The authorities received the strongest psychological blow.

It was proposed at a meeting with Lukashenka to ban campaigning for disrupting “elections”. If signed into law, the initiative will ban boycotting of all “election campaigns” carried out by the Lukashenka regime.

Charter97.org asked Zmitser Bandarenka, a coordinator of the civil campaign European Belarus and former political prisoner, to comment on the initiative.

The authorities got the strongest psychological blow in 2012, when most voters in Belarus ignored the so called election to the so called house of representatives. Most democratic parties and movements either called to boycott the election from the very beginning or withdrew their candidates before the voting day. According to independent and party observers, voter turnout was 35-38% even taking into account the enforced early voting. The authorities understand that only 10-15% of voters will participate the performance called 'local election'. So they proposed a great idea to ban boycotts in Belarus and make both early voting and all elections compulsory as it was in the USSR.

I'd like to note that such a decision denies the data from pseudo-independent sociologists, like professor Manaeu, who reported about 70% voter turnout at the parliamentary election. If the election hadn't been boycotted, Lukashenka and Yarmoshyna wouldn't have shown such a nervous reaction.
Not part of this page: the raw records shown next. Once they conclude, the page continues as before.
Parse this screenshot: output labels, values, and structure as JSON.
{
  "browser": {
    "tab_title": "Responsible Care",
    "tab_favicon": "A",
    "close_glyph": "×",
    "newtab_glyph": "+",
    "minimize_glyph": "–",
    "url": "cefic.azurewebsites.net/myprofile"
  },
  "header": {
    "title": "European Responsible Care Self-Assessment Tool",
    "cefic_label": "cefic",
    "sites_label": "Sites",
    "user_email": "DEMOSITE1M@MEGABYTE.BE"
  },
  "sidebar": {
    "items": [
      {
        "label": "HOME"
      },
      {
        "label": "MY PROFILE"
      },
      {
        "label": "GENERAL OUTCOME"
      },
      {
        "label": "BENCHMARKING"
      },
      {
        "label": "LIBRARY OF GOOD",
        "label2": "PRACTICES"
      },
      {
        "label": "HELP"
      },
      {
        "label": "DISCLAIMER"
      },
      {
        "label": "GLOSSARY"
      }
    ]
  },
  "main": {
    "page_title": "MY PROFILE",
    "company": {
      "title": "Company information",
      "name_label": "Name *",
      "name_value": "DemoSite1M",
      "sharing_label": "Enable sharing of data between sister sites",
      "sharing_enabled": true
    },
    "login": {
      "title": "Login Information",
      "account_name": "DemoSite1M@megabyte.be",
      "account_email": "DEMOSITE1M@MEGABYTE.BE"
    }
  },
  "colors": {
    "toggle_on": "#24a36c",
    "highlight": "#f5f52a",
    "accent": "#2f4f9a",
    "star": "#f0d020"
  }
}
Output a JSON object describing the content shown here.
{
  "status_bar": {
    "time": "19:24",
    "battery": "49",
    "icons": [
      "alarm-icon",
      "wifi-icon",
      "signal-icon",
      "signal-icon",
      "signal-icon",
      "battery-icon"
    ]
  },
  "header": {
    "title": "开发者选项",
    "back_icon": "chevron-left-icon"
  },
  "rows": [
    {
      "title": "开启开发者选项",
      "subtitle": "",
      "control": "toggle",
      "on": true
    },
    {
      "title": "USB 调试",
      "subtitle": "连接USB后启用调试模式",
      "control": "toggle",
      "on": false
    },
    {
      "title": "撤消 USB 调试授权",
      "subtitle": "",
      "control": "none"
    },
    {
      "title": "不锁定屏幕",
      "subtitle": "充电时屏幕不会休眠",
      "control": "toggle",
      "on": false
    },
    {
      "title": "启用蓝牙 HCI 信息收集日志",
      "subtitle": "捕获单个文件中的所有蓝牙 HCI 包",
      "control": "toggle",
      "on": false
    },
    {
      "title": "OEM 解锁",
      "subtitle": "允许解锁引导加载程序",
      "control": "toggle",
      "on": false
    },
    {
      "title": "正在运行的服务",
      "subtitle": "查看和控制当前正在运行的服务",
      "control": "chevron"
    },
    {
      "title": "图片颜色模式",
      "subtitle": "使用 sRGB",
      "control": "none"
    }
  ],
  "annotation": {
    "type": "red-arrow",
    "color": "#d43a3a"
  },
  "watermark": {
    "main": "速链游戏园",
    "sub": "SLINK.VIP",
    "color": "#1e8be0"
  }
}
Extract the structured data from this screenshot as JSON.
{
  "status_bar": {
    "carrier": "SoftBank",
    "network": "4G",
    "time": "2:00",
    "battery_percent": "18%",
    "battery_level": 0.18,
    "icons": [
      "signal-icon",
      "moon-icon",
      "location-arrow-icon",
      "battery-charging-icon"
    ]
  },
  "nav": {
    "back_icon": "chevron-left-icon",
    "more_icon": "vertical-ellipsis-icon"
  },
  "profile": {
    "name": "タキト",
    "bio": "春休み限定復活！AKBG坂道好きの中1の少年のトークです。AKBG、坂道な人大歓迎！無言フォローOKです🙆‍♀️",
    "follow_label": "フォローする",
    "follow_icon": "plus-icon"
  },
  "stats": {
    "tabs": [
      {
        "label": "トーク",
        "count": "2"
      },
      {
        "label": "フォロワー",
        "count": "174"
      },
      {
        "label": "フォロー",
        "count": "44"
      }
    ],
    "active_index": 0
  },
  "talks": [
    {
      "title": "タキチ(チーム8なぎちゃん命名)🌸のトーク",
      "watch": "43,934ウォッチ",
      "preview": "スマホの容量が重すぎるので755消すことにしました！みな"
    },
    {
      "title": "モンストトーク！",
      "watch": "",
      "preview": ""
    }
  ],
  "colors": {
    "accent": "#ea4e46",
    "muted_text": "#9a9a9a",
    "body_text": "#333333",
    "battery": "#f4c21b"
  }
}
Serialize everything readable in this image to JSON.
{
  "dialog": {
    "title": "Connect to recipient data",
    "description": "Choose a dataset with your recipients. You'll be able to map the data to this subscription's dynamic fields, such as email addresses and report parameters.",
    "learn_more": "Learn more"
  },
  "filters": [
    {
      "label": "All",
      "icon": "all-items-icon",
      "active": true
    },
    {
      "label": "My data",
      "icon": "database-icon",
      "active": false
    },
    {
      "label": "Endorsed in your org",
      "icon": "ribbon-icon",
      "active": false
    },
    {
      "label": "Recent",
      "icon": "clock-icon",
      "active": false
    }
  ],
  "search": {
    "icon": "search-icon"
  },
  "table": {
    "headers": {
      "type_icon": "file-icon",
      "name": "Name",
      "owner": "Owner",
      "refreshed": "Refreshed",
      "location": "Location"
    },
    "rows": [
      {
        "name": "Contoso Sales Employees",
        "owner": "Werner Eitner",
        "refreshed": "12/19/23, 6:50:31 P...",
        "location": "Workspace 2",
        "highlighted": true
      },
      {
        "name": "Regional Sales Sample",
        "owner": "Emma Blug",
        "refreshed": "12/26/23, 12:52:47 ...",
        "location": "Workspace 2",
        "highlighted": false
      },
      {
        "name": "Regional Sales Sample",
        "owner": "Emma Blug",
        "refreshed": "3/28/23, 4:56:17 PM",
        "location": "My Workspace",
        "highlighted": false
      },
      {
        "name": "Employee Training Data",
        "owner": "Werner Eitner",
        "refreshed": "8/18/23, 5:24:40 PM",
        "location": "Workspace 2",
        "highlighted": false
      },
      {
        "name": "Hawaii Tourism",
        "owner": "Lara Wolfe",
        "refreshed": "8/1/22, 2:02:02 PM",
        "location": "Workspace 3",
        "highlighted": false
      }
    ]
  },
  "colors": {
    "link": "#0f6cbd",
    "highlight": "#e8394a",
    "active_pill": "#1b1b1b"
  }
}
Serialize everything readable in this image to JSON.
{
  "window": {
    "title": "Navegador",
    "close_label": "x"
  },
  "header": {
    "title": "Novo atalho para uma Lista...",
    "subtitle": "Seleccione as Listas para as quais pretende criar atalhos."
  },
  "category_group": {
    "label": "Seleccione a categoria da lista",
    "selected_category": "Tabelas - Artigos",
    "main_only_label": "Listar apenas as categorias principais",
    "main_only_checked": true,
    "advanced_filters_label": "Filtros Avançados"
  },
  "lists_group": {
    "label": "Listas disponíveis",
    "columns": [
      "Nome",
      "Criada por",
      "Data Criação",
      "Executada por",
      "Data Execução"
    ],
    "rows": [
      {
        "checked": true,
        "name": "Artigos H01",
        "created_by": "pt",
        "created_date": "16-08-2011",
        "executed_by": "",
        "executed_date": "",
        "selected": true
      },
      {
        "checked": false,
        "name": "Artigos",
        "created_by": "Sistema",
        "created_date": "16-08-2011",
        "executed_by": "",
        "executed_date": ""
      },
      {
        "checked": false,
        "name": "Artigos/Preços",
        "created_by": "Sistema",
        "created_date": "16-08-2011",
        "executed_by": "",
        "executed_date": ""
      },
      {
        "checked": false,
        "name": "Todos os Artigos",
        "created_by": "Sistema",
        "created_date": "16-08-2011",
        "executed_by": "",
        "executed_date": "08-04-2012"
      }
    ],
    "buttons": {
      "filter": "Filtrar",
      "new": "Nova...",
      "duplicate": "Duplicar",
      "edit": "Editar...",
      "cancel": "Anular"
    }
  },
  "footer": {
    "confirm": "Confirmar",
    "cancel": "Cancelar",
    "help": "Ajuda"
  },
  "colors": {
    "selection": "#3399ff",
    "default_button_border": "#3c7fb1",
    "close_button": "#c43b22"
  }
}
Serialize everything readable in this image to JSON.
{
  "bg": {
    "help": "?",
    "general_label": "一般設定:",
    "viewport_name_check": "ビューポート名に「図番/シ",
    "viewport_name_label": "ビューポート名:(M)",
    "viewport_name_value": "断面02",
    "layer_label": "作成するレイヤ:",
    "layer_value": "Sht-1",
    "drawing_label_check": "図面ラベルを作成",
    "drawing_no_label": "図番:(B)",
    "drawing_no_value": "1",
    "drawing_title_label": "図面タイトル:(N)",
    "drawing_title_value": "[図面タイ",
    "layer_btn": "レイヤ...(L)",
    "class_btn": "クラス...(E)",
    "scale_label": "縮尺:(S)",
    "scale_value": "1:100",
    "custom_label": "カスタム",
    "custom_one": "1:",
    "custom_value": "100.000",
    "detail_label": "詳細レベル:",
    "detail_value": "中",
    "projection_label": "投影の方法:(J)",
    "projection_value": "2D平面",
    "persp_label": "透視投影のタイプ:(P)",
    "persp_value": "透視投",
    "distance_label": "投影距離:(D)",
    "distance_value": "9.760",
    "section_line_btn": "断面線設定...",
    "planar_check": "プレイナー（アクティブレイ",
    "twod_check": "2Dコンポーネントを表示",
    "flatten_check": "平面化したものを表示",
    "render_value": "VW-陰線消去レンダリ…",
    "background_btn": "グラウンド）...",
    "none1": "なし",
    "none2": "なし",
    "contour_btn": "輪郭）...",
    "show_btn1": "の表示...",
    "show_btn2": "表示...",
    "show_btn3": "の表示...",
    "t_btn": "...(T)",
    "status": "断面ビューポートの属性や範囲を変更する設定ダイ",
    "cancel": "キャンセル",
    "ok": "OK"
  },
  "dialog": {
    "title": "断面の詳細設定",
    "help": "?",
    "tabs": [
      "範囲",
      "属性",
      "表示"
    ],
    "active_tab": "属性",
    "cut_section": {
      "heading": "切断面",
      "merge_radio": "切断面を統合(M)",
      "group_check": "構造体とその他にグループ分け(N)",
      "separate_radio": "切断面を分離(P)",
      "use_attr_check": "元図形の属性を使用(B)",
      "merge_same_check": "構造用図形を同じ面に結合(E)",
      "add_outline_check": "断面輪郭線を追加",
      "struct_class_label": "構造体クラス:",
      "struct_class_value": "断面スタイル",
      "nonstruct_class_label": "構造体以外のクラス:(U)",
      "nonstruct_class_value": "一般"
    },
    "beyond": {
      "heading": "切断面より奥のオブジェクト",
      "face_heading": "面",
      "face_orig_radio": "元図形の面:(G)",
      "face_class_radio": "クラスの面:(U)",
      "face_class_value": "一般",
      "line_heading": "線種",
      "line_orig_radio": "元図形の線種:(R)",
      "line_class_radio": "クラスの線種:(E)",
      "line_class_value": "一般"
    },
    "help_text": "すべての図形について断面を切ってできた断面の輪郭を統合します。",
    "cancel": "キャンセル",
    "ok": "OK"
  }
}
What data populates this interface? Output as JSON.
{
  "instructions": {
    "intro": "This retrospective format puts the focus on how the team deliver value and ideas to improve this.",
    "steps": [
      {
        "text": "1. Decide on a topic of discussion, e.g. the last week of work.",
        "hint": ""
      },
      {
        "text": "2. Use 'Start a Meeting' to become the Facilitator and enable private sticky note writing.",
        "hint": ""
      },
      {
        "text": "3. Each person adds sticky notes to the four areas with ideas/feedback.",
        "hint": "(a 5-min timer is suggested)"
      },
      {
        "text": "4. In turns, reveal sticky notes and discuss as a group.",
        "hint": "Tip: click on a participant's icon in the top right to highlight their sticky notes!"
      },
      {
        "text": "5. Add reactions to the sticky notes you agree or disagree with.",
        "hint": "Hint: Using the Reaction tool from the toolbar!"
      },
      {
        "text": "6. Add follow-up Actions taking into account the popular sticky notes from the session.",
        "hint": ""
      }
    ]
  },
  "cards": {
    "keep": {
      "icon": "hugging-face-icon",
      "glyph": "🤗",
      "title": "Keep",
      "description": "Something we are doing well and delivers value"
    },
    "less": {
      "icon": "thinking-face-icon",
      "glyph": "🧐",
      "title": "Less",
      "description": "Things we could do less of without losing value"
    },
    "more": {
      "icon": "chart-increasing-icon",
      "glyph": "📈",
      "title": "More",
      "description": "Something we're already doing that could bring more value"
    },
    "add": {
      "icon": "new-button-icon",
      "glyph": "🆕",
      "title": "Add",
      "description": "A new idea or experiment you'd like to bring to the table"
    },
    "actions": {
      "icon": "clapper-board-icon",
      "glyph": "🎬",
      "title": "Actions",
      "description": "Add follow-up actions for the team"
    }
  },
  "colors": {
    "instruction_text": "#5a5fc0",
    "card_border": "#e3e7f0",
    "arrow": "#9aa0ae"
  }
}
The authorities are making mistakes again and again in economy, the financial sector and politics. They wish Belarusians, like in the old Soviet times, would march to vote in columns and 99.9% of voters cast their ballots for “the most decent” representatives of the authorities. But it doesn't work today. Lukashenka has no power and resources to make all Belarusians obedient. The decision on baning boycotts will further worsen the image of the Belarusian regime in the world. Some more hundreds of thousands of Belarusians will leave the country to escape total pressure. Tension between people and the authorities will grow.

Will opposition run in Lukashenka's elections in these conditions?

It would be interesting to see the behaviour of certain pretended opposition members, who had earlier promised not to run in elections until the release of political prisoners, but then decided that Belarusian voters are eager to know their election programmes. In today's situation these people are just cogs in the totalitarian system.

Your forecast: How will elections in Belarus be held?

Belarusians will boycott elections and boycott the regime. The dictatorship will fail in its fight against boycotts. Yarmoshyna says those calling to boycott elections will face administrative punishment. Campaigning will move to the internet and social media. The [Belarusian] diaspora will play a great role in opposing the totalitarian elections. Millions of Belarusian citizens live abroad beyond the reach of the authorities. Resistance to the dictatorship will only strengthen.